Kayıt dışı ekonomi serbest rekabet dengelerini bozuyor. Kaynak israfına ve emek sömürüsüne yol açıyor. Devletin gelir ve denetim mekanizmalarını çevrim dışı bırakıyor.
Vergisini ödeyen, işçilerinin sigorta primlerini aksatmadan yatıran, kazancını faturalayan firmalar kayıt dışı ekonomi ile rekabet edemiyor ve kapanıyor.
Siyasal iktidar bunları kayıt altına almıyor, kayıt dışılığa göz yumuyor çünkü iktidarı ayakta tutan bu kesim. Piyasa başıboş. Tüketiciyi tokatlama hırsı vicdansızlık boyutlarına ulaşıyor. Götürene maşallah götüremeyene inşallah diyorlar.
Siyasal iktidarın, vergiyi tabana yayarak vergi adaleti sağlamak gibi bir derdi yok. Milyonlarca seçmeni etkileyeceği için bu üç kağıt ekonomisinin üzerine gidemiyor. Üzerine gitmediği gibi dolaylı destekler de sağlıyor.

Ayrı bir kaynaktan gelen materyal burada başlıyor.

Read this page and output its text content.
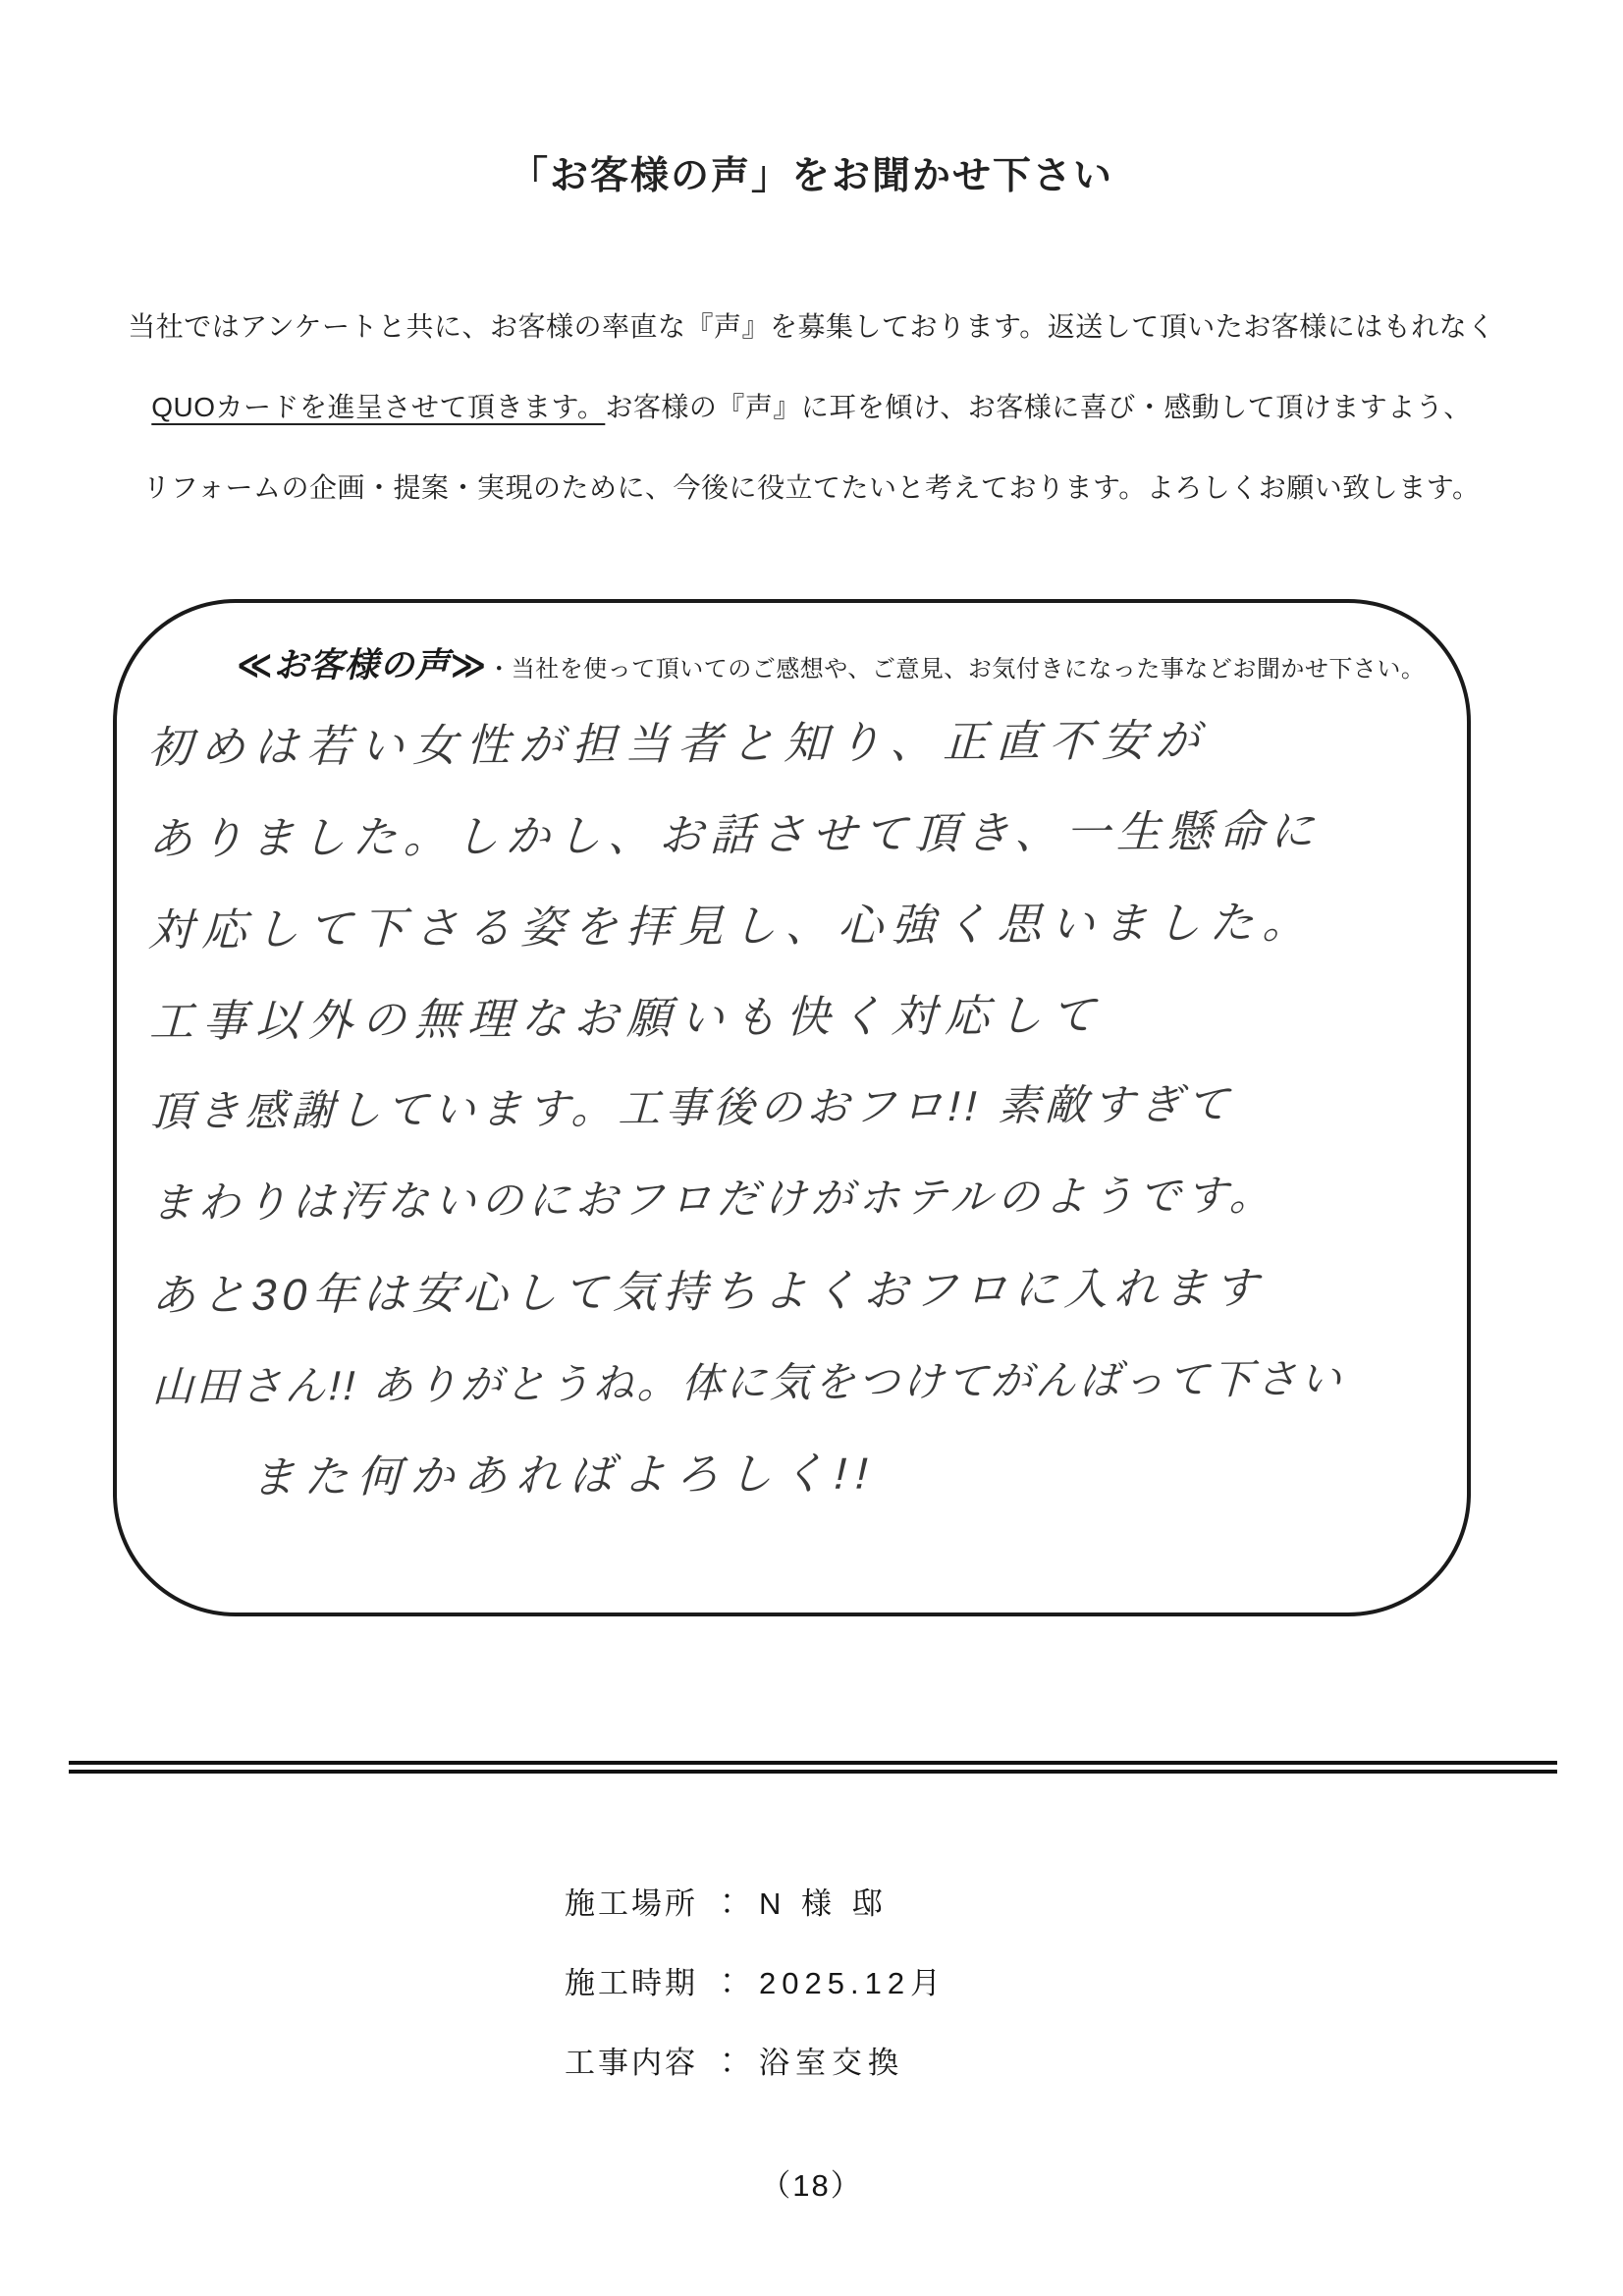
「お客様の声」をお聞かせ下さい
当社ではアンケートと共に、お客様の率直な『声』を募集しております。返送して頂いたお客様にはもれなく
QUOカードを進呈させて頂きます。お客様の『声』に耳を傾け、お客様に喜び・感動して頂けますよう、
リフォームの企画・提案・実現のために、今後に役立てたいと考えております。よろしくお願い致します。
≪お客様の声≫・当社を使って頂いてのご感想や、ご意見、お気付きになった事などお聞かせ下さい。
初めは若い女性が担当者と知り、正直不安が
ありました。しかし、お話させて頂き、一生懸命に
対応して下さる姿を拝見し、心強く思いました。
工事以外の無理なお願いも快く対応して
頂き感謝しています。工事後のおフロ!! 素敵すぎて
まわりは汚ないのにおフロだけがホテルのようです。
あと30年は安心して気持ちよくおフロに入れます
山田さん!! ありがとうね。体に気をつけてがんばって下さい
また何かあればよろしく!!
施工場所 ： N 様 邸
施工時期 ： 2025.12月
工事内容 ： 浴室交換
（18）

Oy yitirmemek için kayıt dışı ticarete göz yuman iktidar en iyi bildiği işi yapıyor. Dar gelirlilere, ücretli kesimlere yükleniyor. Dolaylı vergileri abartıyor. Zararı kapatamadığı zaman para basıyor ve elde avuçta ne varsa satıyor. Daha da sıkışırsa varlık barışı yasası ile para toplamaya çalışıyor.
Ülkemizde kayıt dışı çalışanların oranı 75%. Bu oran Avrupa Birliği ülkelerinde en fazla 20%.
Kayıt dışı ekonominin faydalı yanı yok mu? Bazılarına göre kayıt dışı ekonomi krizin teğet geçmesini sağlıyormuş. Bunun nasıl olduğunu ben bilemem. Uzmanlarına sorun. Ben ekonomist değilim.